La porte des appartements de la princesse se referma dans un bruit feutré, la coupant enfin du tumulte des festivités. Dès qu'elle se retrouva seule, à l'abri des regards scrutateurs de la noblesse, un souffle tremblant s'échappa de ses lèvres.
Elle était libre…pour quelques heures seulement. Loin de la salle du trône, loin des rires mondains et des coupes qui s'entrechoquaient en son honneur. Elle pouvait enfin relâcher l'illusion qu'elle avait soigneusement entretenue toute la soirée. Mais à présent que la tension quittait ses épaules, elle se sentait comme vidée, épuisée jusqu'au plus profond de son être.
Elle fit quelques pas dans la chambre, le bruissement de sa robe résonnant dans le silence pesant. La pièce, baignée par la lumière vacillante des chandeliers, lui sembla plus oppressante que d'habitude. Habituellement, cet espace lui offrait un semblant de refuge. Mais ce soir, tout ici lui rappelait la prison dorée dans laquelle elle était enfermée.
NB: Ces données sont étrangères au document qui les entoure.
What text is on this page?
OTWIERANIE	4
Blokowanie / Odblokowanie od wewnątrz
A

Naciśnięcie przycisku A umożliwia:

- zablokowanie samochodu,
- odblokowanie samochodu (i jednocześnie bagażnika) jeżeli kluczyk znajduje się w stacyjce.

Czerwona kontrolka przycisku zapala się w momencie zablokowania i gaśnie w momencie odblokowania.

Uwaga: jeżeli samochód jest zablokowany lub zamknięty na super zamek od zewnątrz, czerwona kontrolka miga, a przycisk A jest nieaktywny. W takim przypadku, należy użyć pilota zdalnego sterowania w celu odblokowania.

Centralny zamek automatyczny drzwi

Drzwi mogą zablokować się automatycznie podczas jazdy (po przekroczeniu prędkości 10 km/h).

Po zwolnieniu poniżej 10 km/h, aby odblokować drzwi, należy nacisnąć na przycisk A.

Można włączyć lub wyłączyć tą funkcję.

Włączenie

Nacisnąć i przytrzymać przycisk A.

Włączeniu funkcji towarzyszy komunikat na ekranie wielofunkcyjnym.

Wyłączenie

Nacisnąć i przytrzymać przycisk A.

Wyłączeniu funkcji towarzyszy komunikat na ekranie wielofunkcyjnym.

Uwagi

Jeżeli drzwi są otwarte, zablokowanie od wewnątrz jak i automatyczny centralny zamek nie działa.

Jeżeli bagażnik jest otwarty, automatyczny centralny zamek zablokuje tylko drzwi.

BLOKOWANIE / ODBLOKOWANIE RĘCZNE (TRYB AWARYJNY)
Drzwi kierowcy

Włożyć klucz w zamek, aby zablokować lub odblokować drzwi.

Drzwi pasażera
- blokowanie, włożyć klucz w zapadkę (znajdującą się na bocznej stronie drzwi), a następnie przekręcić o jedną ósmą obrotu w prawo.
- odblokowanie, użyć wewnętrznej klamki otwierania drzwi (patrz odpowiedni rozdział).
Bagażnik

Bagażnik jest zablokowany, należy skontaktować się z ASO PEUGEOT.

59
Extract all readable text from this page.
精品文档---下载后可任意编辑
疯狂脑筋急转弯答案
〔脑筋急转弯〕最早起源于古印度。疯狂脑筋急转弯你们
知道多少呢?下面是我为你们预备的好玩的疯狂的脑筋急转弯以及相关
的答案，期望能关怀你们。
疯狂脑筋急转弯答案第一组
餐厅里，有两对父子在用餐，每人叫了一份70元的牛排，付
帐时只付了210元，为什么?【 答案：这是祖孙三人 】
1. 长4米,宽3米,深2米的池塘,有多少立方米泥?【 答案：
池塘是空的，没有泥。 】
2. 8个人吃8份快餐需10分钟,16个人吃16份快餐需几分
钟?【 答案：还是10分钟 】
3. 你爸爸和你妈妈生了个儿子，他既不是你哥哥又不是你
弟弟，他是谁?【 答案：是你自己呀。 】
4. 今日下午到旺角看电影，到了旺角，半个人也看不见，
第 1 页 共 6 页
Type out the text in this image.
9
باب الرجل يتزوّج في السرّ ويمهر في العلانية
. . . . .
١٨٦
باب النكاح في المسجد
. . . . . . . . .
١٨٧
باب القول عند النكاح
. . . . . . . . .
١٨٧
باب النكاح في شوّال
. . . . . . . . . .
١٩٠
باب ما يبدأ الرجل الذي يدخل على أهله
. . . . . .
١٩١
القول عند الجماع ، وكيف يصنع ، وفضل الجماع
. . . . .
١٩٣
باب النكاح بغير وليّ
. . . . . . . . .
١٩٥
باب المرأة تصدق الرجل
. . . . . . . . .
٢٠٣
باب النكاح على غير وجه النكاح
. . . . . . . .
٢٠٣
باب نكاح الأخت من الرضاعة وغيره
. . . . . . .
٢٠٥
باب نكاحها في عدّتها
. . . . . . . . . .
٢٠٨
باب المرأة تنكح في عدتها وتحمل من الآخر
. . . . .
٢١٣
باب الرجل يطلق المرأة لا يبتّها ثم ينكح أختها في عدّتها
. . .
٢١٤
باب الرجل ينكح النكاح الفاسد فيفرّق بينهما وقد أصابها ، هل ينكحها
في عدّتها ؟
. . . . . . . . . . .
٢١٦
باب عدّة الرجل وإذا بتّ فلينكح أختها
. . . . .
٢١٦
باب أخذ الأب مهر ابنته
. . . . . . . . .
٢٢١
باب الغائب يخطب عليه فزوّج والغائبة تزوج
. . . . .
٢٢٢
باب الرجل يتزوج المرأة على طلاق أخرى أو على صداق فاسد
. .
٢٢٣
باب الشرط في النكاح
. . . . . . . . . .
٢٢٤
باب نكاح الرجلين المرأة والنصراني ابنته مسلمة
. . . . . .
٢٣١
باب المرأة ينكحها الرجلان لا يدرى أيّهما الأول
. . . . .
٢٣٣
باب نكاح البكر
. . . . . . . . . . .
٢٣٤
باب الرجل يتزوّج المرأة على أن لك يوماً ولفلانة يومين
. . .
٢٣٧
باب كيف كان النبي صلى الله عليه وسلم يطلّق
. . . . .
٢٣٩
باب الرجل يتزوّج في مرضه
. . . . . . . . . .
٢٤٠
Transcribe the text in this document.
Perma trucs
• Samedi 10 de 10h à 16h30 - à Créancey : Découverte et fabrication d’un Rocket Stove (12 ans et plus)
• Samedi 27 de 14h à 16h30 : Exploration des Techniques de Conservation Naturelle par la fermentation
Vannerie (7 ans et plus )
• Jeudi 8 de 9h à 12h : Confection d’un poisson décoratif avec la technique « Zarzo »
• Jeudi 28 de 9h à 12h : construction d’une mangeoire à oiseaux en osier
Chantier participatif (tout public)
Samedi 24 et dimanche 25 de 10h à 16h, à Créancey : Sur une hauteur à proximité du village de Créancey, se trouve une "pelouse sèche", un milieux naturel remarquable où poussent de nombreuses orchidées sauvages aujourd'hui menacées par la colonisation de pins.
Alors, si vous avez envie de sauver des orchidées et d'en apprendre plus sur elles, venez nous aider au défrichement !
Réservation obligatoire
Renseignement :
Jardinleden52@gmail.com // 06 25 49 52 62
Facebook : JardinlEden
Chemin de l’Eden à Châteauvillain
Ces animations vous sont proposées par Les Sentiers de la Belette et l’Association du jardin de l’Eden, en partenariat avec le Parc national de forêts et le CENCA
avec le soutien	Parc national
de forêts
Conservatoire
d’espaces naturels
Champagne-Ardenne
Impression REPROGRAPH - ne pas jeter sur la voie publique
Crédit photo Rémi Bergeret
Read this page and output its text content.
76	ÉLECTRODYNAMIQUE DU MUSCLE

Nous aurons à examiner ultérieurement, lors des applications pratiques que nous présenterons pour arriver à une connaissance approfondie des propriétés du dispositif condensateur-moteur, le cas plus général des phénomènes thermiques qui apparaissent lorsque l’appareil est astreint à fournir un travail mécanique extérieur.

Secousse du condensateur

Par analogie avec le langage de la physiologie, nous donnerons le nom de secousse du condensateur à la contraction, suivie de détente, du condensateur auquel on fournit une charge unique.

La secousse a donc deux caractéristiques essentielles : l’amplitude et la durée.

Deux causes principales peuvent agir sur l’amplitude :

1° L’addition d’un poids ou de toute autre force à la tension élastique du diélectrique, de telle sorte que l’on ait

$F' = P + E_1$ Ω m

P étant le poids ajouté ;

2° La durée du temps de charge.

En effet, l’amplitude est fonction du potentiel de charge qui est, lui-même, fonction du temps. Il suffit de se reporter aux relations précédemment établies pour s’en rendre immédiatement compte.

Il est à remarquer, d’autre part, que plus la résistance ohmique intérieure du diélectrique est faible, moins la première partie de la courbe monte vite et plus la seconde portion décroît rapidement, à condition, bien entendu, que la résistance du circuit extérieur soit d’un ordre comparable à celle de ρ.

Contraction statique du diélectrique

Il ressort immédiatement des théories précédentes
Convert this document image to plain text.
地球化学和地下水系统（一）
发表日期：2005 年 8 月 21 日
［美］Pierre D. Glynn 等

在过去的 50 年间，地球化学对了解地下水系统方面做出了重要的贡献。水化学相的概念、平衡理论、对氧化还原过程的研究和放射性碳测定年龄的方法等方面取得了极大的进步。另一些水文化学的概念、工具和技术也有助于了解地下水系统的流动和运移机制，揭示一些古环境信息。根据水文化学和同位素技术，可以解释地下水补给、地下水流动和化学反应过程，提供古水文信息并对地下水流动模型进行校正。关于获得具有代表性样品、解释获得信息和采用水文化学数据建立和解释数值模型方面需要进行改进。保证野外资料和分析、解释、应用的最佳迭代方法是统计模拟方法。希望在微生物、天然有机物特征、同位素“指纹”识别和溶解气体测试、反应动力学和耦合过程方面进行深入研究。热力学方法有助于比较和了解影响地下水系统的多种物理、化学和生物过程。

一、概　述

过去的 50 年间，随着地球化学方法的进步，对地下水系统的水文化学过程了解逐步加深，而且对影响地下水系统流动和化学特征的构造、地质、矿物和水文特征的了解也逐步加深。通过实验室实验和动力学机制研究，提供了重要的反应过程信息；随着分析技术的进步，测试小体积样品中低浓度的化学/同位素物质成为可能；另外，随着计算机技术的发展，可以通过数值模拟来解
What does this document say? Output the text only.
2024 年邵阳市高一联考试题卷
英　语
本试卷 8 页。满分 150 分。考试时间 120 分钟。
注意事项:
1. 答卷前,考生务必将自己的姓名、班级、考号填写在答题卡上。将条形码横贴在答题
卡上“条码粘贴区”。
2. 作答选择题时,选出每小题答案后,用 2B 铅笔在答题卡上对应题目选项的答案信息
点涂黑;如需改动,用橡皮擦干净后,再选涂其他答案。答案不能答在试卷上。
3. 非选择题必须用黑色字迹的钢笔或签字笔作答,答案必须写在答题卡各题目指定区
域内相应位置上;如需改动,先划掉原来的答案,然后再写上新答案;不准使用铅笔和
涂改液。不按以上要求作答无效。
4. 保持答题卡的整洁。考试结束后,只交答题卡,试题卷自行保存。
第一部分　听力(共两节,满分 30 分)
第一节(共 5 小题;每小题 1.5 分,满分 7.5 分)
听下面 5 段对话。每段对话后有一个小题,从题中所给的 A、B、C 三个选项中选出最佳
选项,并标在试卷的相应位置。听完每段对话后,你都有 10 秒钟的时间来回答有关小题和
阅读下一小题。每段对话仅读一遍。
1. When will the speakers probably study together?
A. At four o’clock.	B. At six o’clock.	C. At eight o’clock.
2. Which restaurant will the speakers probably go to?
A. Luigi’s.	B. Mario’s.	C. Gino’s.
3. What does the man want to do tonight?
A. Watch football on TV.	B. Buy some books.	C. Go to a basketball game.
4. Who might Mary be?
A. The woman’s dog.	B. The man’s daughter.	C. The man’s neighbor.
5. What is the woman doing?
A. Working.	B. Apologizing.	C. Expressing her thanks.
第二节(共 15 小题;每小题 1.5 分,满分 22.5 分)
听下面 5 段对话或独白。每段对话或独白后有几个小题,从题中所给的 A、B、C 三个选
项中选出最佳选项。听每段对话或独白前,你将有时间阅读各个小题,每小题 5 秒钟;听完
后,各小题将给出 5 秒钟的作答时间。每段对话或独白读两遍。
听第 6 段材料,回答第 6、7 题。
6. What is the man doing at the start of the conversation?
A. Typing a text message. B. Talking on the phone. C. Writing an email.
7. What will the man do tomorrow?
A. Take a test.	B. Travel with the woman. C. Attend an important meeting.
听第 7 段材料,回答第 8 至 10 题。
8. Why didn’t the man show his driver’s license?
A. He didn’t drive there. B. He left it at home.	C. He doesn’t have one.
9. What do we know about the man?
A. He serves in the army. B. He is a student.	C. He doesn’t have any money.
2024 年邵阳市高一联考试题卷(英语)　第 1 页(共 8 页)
Une présence discrète attira son attention. Elle tourna légèrement la tête, son regard se posa alors sur Anna, sa servante, qui se tenait près du grand miroir. Ses mains étaient jointes devant elle, le visage fermé par une inquiétude qu'elle ne tentait même plus de dissimuler. Elle attendait le retour de la princesse, comme toujours, mais ce soir, son regard était plus insistant, plus inquiet.
La jeune femme blonde n'eut pas la force de lui offrir un sourire rassurant. Elle n'en avait plus la force.
— Anna: "Laissez-moi vous aider, Votre Altesse." murmura t-elle en s'approchant, sa voix douce.
La princesse à la chevelure blonde hocha la tête d'un geste lent, fatigué. Elle se laissa faire, comme une poupée inanimée, pendant que sa servante s'affairait à détacher les broches de sa robe. Le tissu glissa lentement de ses épaules, dévoilant sa peau marquée par les heures passées à être emprisonnée dans ce carcan de soie et de broderies.
Lorsque le corset fut enfin dénoué, un profond soupir s'échappa de ses lèvres. Elle respirait enfin. Mais ce soulagement fut de courte durée.
Alors qu'Anna s'agenouillait pour lui retirer ses souliers, ses doigts frôlèrent la peau nue de son poignet. Elle s'arrêta brusquement, le regard fixé sur une fine marque rougeâtre.
—Anna: "Votre Altesse! Qu'est-ce que…?"
Elena baissa les yeux et vit la trace. C'était une brûlure discrète, laissée par la pression insistante des doigts du prince Adrian lorsqu'il l'avait agrippée pendant la danse.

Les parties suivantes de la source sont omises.